Apparently the only place your guardian angel couldn’t save you was in a pub! My mother gave a dire warning to her sons that when a man (it was always men in those days) entered a pub, his guardian angel stayed outside!

Anaways, (as they say in the west) I don’t know if the guardian angels are doing any shifts these days. Maybe they only do days and don’t work weekends? Or gave up the ghost altogether in frustration, threw up their collective hands in despair and said. ‘Let them at it?’

What I am going to say to you is that whether or not you choose to operate whilst ignoring your guardian angel, the one being you must have is an understudy. No matter what we are doing in our everyday life, there should be at least one other person who can do it if for any reason we are suddenly not able to do it ourselves.

I know I told you this before, but for those of you with short memories, and for those of you who couldn’t give a rat’s ass one way or the other; I milked cows in one of my other lives.

I believed that nobody could milk my cows as good as I could. ‘They wouldn’t let it down to a stranger’, was one of my commandments, as well as, ‘the hoor of a kicker would burst anyone else going near her!’ I never missed a milking for nine years (they were ‘dry’ from November to January) and then I hurt my elbow and had to go into Navan hospital for surgery.

“That’s my father.

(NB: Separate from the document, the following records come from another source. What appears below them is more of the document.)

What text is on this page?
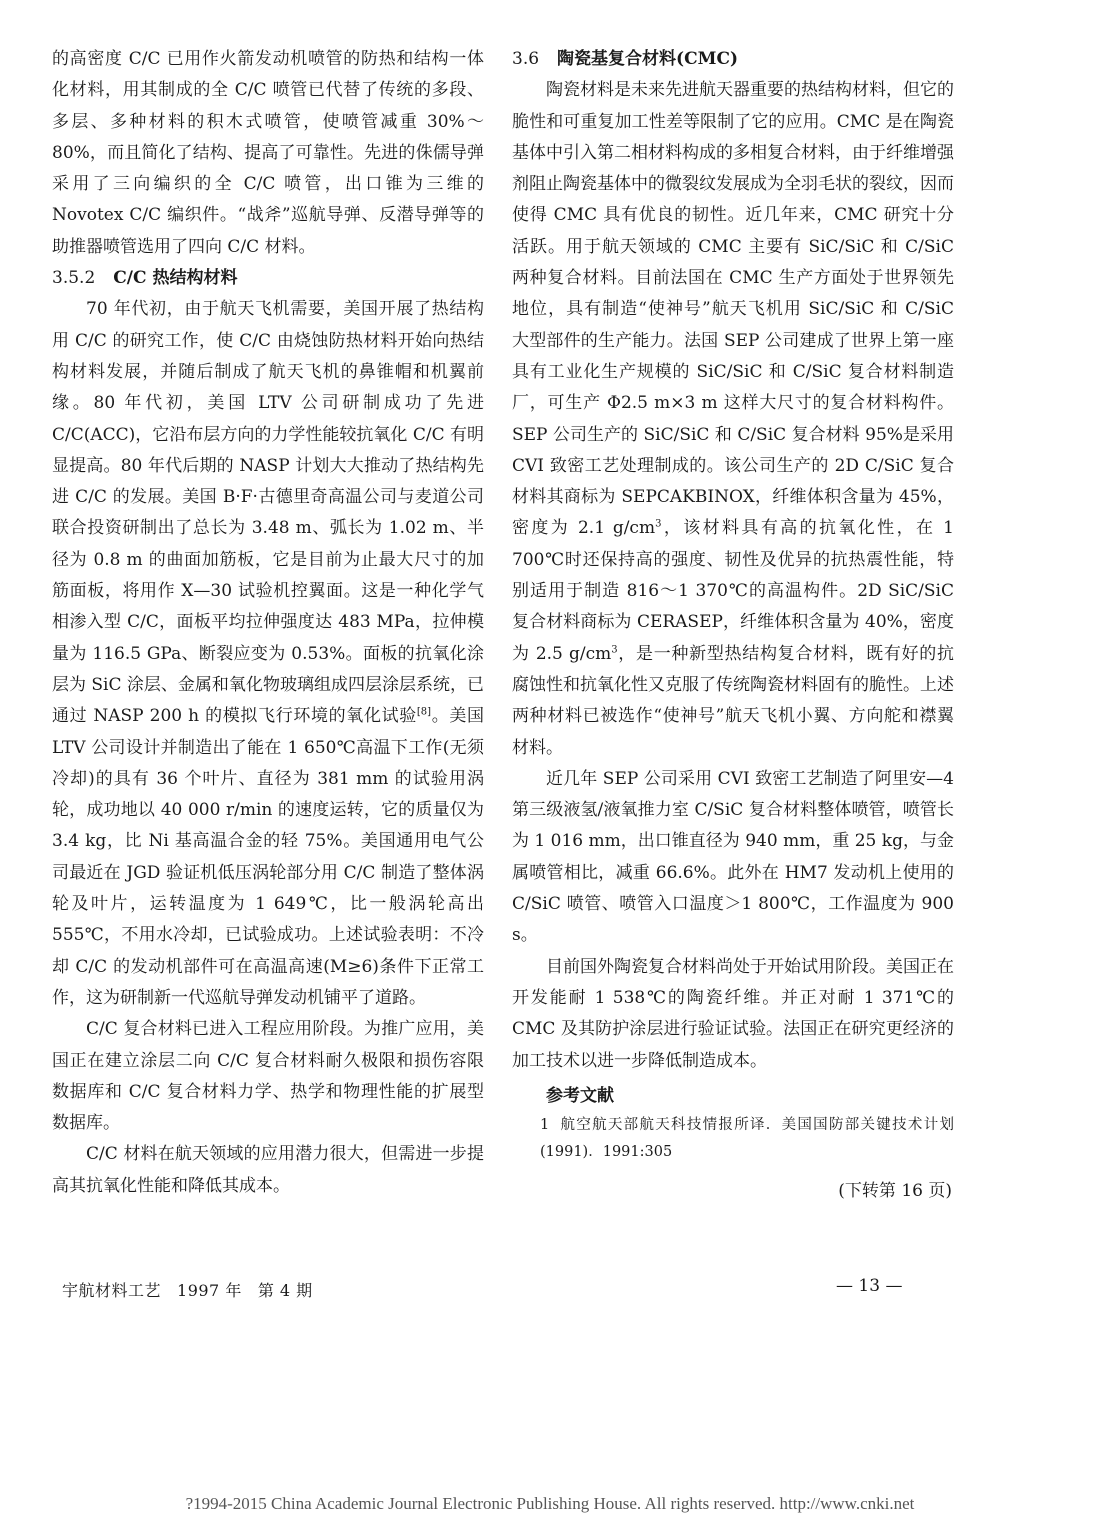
的高密度 C/C 已用作火箭发动机喷管的防热和结构一体化材料，用其制成的全 C/C 喷管已代替了传统的多段、多层、多种材料的积木式喷管，使喷管减重 30%～80%，而且简化了结构、提高了可靠性。先进的侏儒导弹采用了三向编织的全 C/C 喷管，出口锥为三维的 Novotex C/C 编织件。“战斧”巡航导弹、反潜导弹等的助推器喷管选用了四向 C/C 材料。

3.5.2 C/C 热结构材料

70 年代初，由于航天飞机需要，美国开展了热结构用 C/C 的研究工作，使 C/C 由烧蚀防热材料开始向热结构材料发展，并随后制成了航天飞机的鼻锥帽和机翼前缘。80 年代初，美国 LTV 公司研制成功了先进 C/C(ACC)，它沿布层方向的力学性能较抗氧化 C/C 有明显提高。80 年代后期的 NASP 计划大大推动了热结构先进 C/C 的发展。美国 B·F·古德里奇高温公司与麦道公司联合投资研制出了总长为 3.48 m、弧长为 1.02 m、半径为 0.8 m 的曲面加筋板，它是目前为止最大尺寸的加筋面板，将用作 X—30 试验机控翼面。这是一种化学气相渗入型 C/C，面板平均拉伸强度达 483 MPa，拉伸模量为 116.5 GPa、断裂应变为 0.53%。面板的抗氧化涂层为 SiC 涂层、金属和氧化物玻璃组成四层涂层系统，已通过 NASP 200 h 的模拟飞行环境的氧化试验[8]。美国 LTV 公司设计并制造出了能在 1 650℃高温下工作(无须冷却)的具有 36 个叶片、直径为 381 mm 的试验用涡轮，成功地以 40 000 r/min 的速度运转，它的质量仅为 3.4 kg，比 Ni 基高温合金的轻 75%。美国通用电气公司最近在 JGD 验证机低压涡轮部分用 C/C 制造了整体涡轮及叶片，运转温度为 1 649℃，比一般涡轮高出 555℃，不用水冷却，已试验成功。上述试验表明：不冷却 C/C 的发动机部件可在高温高速(M≥6)条件下正常工作，这为研制新一代巡航导弹发动机铺平了道路。

C/C 复合材料已进入工程应用阶段。为推广应用，美国正在建立涂层二向 C/C 复合材料耐久极限和损伤容限数据库和 C/C 复合材料力学、热学和物理性能的扩展型数据库。

C/C 材料在航天领域的应用潜力很大，但需进一步提高其抗氧化性能和降低其成本。

3.6 陶瓷基复合材料(CMC)

陶瓷材料是未来先进航天器重要的热结构材料，但它的脆性和可重复加工性差等限制了它的应用。CMC 是在陶瓷基体中引入第二相材料构成的多相复合材料，由于纤维增强剂阻止陶瓷基体中的微裂纹发展成为全羽毛状的裂纹，因而使得 CMC 具有优良的韧性。近几年来，CMC 研究十分活跃。用于航天领域的 CMC 主要有 SiC/SiC 和 C/SiC 两种复合材料。目前法国在 CMC 生产方面处于世界领先地位，具有制造“使神号”航天飞机用 SiC/SiC 和 C/SiC 大型部件的生产能力。法国 SEP 公司建成了世界上第一座具有工业化生产规模的 SiC/SiC 和 C/SiC 复合材料制造厂，可生产 Φ2.5 m×3 m 这样大尺寸的复合材料构件。SEP 公司生产的 SiC/SiC 和 C/SiC 复合材料 95%是采用 CVI 致密工艺处理制成的。该公司生产的 2D C/SiC 复合材料其商标为 SEPCAKBINOX，纤维体积含量为 45%，密度为 2.1 $g/cm^3$，该材料具有高的抗氧化性，在 1 700℃时还保持高的强度、韧性及优异的抗热震性能，特别适用于制造 816～1 370℃的高温构件。2D SiC/SiC 复合材料商标为 CERASEP，纤维体积含量为 40%，密度为 2.5 $g/cm^3$，是一种新型热结构复合材料，既有好的抗腐蚀性和抗氧化性又克服了传统陶瓷材料固有的脆性。上述两种材料已被选作“使神号”航天飞机小翼、方向舵和襟翼材料。

近几年 SEP 公司采用 CVI 致密工艺制造了阿里安—4 第三级液氢/液氧推力室 C/SiC 复合材料整体喷管，喷管长为 1 016 mm，出口锥直径为 940 mm，重 25 kg，与金属喷管相比，减重 66.6%。此外在 HM7 发动机上使用的 C/SiC 喷管、喷管入口温度＞1 800℃，工作温度为 900 s。

目前国外陶瓷复合材料尚处于开始试用阶段。美国正在开发能耐 1 538℃的陶瓷纤维。并正对耐 1 371℃的 CMC 及其防护涂层进行验证试验。法国正在研究更经济的加工技术以进一步降低制造成本。

参考文献

1 航空航天部航天科技情报所译．美国国防部关键技术计划(1991)．1991:305

(下转第 16 页)

宇航材料工艺 1997 年 第 4 期	— 13 —
?1994-2015 China Academic Journal Electronic Publishing House. All rights reserved. http://www.cnki.net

He’s the understudy for my mother.”

Now I was forced to contact a ‘relief milker’, a young man by the name of Tom Keane. Tom showed great patience – not with the cows but with me, as I totally overdid his ‘line-up.’ I instructed him like a teacher addressing first-class and I festooned the milking parlour with numbers and notes.

After a couple of days I arrived home from hospital – all the time searching my brain wondering how I could possibly have been done without for those few days. But at least now I could talk Tom through this evening’s milking!

It was then my nine year old son set the record straight and sorted me out in two minutes. “Daddy, you know the black, number 39, the kicker, that you get it hard to milk?” Oh God, I thought, what harm have they done … Ian continued: “Well, Tom (his new best friend) put no kick-bar on her and there was no cursing or anything like that, and he just miked her the same as the rest of them without a word!!”

No story stands on its own and the sequel to this one is that I took heed and learned my lesson – and I still practice that lesson to this day. Only for torn tendons in my elbow, I might never have acquired the certainty that nobody is indispensable. For the remainder of that dairying life, I used Tom regularly and enjoyed the freedom it brought to me and my family.

This lesson applies not only to farming, but to business and in fact all the things you do around your own house. One other person should always know how to do even the simplest of chores in preparation for the day you are not there to do it. Never leave a document, key – or even money, where one other person doesn’t know about it.

If you are a manager or a business person, this piece of advice is way more vital. ‘Doers’ always have the urge to rush and ‘do it myself’, but that attitude will cost you some day. Too many managers keep too much knowledge to themselves.

I suppose this goes back to a fear of ‘cutting a rod to beat yourself’ – as in training someone to take over your job. But, someone needs to be able to do your job. Weak managers view subordinates as a threat and keep the workings of the business close to their chest

Good bosses don’t wait until the last minute to train an understudy. They pick possible successors early in the game and start delegating different parts of the job to them.

One of the trickier situations is where a parent is the farm or company boss. The son or daughter who is the ‘understudy’ should gradually be given responsibility and shown that ‘the boss’ has confidence in their ability to handle it. This will encourage the ‘understudy’ to take initiative and develop their skills.

Ah Lads … thank you … thank you; I appreciate your advice and concern, but I don’t see the same urgency in allowing my understudy to write this column …!

Don’t Forget

It is better to teach children the roots of labour than to hand them the fruits of yours.